Wilhelm Rosenheck est jeune et heureux. Le début des années 30 en Autriche est une période fabuleuse pour ce journaliste. « J’aimais éperdument cette Vienne qui m’avait vu naître. J’étais fier d’appartenir à cette ville de culture, d’art, de musique et d’érudition. » (p. 20) Wil épouse la belle Almah et tous deux pensent que leur bonheur sera éternel. Mais l’Histoire suit son cours en se moquant des tourtereaux : l’Allemagne nazie projette son ombre sur Vienne et les Juifs sont en danger. « Nous dansons sur un volcan qui va exploser d’un jour à l’autre. » (p. 92) La famille Rosenheck choisit de quitter l’Autriche pour les États-Unis, mais le chemin à travers l’Europe est long et semé de tracas administratifs. C’est finalement en République dominicaine que Wil et les siens trouveront refuge, profitant des milliers de visas que le dictateur Trujillo offre aux Juifs du Reich. Avec d’autres exilés, Wil et Almah participent à la construction d’une colonie agricole. Ils suivent de loin la guerre qui ravage l’Europe, tout en continuant à rêver d’Amérique et, plus tard, peut-être d’Israël.
Le style de l’autrice m’a semblé à première vue simple et scolaire. Au fil des pages, il s’est révélé lourd, parfois ampoulé et souvent encombré d’expressions toutes faites déjà lues mille fois ailleurs. Sérieusement, il faut arrêter avec la cascade de cheveux des protagonistes féminines !!! Quant à la manie feuilletonnesque qui consiste à finir un chapitre sur une prétérition et un effet d’annonce qui se veut retentissant, elle passe quand on doit attendre une semaine pour lire l’épisode suivant, pas quand on n’a qu’à tourner la page pour savoir la suite. Et c’est un artifice plutôt paresseux pour retenir l’attention du lecteur. Autre bizarrerie, la plupart des chapitres sont racontés par Wil, mais certains passent à la 3e personne du pluriel. Pourquoi ? Peut-être pour montrer à quel point l’Histoire l’entraîne et le malmène, mais c’est fait tellement maladroitement que l’effet est manqué. Enfin, les ruptures de niveaux de langue sont fréquentes, agaçantes et parfaitement injustifiées. Bref, le style est si mauvais qu’il m’a sorti de ma lecture à plusieurs reprises, ce qui n’est jamais bon signe.
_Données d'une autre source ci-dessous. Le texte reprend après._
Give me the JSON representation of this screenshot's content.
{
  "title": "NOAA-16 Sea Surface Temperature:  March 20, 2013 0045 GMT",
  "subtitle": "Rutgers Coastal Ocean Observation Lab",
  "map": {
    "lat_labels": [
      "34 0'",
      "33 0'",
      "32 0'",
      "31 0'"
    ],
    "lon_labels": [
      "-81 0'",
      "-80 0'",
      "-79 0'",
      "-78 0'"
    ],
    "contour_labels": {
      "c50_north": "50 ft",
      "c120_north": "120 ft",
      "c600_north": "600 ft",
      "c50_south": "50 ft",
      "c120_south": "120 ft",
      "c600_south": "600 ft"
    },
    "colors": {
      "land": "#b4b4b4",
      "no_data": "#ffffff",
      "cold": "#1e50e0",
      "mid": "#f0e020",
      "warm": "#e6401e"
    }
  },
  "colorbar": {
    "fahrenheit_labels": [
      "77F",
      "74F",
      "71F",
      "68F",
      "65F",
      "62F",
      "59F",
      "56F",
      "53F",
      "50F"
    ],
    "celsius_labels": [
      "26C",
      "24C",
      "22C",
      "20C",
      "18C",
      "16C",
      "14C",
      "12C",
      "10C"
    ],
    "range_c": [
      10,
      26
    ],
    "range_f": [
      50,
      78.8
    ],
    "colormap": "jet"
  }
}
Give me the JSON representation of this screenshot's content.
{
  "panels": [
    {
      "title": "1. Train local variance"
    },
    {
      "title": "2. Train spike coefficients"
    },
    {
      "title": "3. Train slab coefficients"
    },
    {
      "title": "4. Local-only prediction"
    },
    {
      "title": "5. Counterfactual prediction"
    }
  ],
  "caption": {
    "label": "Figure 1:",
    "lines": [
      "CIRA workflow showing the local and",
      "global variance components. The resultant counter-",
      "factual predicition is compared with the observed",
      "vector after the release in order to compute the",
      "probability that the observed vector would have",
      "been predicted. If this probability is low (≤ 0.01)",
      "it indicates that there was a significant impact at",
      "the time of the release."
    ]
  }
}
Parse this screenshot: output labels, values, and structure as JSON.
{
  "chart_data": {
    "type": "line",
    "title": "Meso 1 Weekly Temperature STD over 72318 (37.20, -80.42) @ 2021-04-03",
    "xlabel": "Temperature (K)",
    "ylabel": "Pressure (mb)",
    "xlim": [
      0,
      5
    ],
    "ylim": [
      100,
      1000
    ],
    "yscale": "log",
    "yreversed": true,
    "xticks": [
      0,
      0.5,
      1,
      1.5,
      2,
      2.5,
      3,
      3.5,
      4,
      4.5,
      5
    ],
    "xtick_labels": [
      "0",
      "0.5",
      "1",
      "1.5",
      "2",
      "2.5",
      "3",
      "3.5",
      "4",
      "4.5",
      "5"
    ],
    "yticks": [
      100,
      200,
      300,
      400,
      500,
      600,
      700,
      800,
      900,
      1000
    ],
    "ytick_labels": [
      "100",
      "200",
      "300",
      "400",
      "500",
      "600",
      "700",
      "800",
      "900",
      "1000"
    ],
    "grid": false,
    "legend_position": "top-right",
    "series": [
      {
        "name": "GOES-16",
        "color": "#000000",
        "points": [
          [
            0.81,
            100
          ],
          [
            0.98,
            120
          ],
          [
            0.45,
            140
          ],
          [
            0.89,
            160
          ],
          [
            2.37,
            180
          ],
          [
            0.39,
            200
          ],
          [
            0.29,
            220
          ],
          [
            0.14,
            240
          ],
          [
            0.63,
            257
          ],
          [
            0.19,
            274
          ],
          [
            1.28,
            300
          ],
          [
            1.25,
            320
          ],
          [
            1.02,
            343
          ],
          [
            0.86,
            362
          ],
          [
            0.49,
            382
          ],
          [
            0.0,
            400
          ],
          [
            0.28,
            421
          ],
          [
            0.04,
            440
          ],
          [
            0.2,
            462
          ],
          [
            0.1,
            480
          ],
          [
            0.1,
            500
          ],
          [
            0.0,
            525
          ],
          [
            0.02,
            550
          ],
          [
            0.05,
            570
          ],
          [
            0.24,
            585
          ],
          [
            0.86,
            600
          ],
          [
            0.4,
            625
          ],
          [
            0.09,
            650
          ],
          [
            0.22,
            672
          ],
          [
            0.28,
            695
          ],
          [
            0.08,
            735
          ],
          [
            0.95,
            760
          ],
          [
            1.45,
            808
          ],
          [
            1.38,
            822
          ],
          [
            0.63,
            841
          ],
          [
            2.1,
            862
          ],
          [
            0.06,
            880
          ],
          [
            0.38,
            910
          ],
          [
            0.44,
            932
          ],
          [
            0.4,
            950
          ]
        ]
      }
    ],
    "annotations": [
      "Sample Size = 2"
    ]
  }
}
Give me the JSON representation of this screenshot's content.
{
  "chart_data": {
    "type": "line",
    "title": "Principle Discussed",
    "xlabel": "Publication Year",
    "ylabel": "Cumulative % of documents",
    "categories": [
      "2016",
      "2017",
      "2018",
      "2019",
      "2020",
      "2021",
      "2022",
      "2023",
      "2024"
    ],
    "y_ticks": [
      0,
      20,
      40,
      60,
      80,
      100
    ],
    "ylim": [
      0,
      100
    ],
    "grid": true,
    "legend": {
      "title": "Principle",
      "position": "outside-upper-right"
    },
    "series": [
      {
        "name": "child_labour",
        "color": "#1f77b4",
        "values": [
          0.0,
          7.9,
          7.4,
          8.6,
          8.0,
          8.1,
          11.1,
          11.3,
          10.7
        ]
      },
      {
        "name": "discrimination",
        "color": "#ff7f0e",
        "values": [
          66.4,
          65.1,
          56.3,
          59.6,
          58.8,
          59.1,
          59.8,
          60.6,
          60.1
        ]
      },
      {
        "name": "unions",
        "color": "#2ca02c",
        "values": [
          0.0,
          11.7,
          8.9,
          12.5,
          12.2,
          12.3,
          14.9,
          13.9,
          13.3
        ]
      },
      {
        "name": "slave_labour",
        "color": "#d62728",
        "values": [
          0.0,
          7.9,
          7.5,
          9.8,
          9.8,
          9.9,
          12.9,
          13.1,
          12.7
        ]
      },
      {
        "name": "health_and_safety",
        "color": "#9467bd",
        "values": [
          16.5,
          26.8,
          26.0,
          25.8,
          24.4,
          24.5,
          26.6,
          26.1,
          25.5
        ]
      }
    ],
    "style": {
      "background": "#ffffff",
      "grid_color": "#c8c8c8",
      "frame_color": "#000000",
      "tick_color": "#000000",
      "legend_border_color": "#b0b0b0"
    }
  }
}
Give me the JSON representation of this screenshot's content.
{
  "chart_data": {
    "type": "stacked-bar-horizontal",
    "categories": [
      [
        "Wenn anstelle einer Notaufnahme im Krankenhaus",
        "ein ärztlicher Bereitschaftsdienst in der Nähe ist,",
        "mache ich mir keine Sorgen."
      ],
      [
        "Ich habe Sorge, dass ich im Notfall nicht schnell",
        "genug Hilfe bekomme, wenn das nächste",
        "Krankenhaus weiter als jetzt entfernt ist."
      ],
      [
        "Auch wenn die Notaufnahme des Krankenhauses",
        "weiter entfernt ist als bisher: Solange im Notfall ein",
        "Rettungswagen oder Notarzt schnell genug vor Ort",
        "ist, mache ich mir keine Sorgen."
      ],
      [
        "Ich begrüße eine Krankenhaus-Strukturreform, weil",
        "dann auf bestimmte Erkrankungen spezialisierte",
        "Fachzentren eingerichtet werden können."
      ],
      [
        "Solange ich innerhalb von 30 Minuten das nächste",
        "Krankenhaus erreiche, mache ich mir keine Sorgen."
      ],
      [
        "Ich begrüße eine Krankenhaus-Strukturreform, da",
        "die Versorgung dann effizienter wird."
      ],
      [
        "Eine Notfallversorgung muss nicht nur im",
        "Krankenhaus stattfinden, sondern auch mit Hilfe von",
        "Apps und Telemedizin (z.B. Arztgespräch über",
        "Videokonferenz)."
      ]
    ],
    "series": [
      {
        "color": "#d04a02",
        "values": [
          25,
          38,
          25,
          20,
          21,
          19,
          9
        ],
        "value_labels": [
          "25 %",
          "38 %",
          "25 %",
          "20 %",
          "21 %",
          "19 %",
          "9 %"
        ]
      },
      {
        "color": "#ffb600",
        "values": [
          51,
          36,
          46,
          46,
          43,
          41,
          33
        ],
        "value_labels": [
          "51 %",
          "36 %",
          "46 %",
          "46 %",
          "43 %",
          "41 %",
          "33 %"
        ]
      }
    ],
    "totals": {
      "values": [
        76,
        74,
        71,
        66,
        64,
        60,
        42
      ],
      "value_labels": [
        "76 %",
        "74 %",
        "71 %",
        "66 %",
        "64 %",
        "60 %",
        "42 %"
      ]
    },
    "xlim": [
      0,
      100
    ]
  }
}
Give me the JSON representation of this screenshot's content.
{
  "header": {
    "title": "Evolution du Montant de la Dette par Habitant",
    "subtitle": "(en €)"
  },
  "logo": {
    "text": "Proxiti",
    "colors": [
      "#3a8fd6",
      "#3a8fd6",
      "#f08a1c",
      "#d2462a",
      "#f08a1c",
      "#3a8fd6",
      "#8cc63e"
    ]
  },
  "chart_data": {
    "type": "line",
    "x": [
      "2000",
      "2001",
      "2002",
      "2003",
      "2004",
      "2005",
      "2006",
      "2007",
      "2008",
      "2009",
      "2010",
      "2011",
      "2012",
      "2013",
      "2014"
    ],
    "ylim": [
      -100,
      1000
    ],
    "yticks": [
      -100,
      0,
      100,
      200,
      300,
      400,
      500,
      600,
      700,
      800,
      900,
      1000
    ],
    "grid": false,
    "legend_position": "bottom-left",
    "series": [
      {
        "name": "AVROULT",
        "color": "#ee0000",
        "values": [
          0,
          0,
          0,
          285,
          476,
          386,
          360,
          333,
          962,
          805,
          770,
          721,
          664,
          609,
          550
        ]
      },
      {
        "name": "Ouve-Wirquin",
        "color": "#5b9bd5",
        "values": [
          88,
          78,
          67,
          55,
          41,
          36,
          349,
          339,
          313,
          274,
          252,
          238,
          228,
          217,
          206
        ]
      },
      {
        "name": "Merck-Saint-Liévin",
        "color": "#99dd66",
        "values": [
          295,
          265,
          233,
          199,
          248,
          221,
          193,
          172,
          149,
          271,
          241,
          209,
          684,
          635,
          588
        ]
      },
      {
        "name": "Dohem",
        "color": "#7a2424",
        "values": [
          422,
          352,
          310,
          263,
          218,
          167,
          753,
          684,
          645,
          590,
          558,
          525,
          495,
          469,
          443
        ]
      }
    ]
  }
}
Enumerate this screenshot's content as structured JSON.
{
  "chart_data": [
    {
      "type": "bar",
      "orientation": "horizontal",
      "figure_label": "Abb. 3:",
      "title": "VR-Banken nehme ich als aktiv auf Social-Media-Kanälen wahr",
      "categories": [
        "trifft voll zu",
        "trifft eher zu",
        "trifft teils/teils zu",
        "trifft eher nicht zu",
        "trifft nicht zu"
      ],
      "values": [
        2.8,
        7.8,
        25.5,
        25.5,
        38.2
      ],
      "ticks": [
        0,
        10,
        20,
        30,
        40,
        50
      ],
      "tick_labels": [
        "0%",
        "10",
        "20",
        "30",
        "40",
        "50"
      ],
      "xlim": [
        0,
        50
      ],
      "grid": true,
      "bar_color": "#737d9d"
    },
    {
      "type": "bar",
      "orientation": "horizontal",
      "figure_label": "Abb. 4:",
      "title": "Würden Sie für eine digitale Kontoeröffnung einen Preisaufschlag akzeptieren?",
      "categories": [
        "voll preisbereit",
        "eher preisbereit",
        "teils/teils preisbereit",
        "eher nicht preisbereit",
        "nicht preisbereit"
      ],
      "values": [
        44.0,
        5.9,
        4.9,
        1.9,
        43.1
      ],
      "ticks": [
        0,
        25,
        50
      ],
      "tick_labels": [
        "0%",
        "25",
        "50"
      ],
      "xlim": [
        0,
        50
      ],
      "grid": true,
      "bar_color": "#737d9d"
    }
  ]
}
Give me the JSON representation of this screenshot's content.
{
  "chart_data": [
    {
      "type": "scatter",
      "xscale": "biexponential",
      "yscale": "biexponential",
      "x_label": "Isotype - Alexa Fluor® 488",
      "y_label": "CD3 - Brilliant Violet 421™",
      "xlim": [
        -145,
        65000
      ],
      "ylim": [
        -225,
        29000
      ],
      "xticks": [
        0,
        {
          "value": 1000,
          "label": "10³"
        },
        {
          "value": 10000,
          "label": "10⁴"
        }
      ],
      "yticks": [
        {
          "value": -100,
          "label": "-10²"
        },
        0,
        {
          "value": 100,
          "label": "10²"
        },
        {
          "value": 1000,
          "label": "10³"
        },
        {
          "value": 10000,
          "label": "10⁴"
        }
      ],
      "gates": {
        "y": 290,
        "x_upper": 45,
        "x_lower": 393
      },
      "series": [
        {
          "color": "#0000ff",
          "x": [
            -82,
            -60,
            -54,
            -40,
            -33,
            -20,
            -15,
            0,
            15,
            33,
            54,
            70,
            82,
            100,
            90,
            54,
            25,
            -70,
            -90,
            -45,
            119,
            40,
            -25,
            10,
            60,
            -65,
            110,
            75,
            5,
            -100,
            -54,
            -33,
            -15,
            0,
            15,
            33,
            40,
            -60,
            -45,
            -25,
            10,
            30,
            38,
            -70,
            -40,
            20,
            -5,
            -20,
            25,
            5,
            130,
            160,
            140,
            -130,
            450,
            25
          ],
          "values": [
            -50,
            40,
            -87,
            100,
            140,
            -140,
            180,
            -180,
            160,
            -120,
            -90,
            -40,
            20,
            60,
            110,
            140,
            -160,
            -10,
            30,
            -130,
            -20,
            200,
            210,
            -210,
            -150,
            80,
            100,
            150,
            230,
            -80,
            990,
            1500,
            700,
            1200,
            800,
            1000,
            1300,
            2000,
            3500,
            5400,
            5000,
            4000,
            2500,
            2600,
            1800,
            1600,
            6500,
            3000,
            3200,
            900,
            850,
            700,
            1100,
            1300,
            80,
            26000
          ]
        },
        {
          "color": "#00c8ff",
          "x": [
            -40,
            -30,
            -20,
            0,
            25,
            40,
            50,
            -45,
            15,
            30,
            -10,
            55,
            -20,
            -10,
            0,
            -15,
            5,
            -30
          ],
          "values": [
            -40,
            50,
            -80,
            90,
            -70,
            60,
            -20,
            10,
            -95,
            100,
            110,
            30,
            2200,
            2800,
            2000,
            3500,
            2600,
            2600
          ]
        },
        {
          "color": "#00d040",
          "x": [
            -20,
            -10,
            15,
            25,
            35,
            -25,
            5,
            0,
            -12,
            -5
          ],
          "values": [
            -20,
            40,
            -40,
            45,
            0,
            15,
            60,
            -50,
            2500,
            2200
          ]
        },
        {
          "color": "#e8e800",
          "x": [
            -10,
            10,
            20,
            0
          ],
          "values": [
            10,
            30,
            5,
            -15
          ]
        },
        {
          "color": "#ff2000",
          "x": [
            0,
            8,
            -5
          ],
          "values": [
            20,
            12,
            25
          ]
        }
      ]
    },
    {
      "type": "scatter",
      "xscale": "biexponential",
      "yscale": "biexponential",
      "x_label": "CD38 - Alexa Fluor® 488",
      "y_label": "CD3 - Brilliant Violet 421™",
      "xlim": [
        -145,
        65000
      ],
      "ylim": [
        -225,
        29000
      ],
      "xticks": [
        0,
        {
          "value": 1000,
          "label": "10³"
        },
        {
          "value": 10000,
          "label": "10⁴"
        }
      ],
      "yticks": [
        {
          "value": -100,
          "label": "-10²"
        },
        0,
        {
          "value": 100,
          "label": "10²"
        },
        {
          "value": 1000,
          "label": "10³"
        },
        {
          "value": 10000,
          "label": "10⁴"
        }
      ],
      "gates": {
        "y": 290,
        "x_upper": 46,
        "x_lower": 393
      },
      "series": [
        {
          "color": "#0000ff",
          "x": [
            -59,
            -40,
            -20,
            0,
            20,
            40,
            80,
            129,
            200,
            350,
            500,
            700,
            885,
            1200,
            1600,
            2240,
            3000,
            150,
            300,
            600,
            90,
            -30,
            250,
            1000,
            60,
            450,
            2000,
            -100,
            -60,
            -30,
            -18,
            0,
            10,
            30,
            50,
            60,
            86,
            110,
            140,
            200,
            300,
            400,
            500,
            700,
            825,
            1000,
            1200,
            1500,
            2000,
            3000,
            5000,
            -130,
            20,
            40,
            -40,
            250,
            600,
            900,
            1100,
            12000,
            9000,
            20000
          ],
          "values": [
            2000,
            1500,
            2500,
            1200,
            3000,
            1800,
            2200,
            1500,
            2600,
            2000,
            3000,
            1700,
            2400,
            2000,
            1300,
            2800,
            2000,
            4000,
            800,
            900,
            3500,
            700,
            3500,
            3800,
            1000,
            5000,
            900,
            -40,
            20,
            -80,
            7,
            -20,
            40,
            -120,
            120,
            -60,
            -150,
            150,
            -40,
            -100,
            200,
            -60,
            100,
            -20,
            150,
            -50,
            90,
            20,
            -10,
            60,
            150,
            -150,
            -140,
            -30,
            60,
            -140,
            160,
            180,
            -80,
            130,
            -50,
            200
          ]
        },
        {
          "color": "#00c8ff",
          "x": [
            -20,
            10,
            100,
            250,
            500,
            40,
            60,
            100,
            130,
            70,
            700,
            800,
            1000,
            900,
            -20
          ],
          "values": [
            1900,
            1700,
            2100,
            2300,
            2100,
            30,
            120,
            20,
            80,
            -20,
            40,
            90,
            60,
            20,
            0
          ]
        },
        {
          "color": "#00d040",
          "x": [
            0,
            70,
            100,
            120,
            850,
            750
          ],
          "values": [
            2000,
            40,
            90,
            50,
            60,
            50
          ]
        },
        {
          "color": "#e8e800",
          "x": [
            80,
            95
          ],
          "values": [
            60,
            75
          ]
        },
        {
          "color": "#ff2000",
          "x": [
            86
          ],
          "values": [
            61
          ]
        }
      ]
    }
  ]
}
J’ai eu le sentiment de lire une frise chronologique de l’histoire juive des années 1930 à 1960, illustrée par le cas particulier des Rosenheck. Rien ne manque, pas une mesure antijuive, pas un événement depuis l’Anschluss au procès Eichmann. L’histoire de Wil et des siens n’a pas su m’intéresser et m’a à plusieurs reprises fait pousser de longs soupirs d’agacement. Elle séduira sans doute les lecteurs qui aiment les longues histoires familiales sur fond historique. Je suis de ceux-là d’habitude, mais la pauvreté de la forme m’a laissée sur le carreau.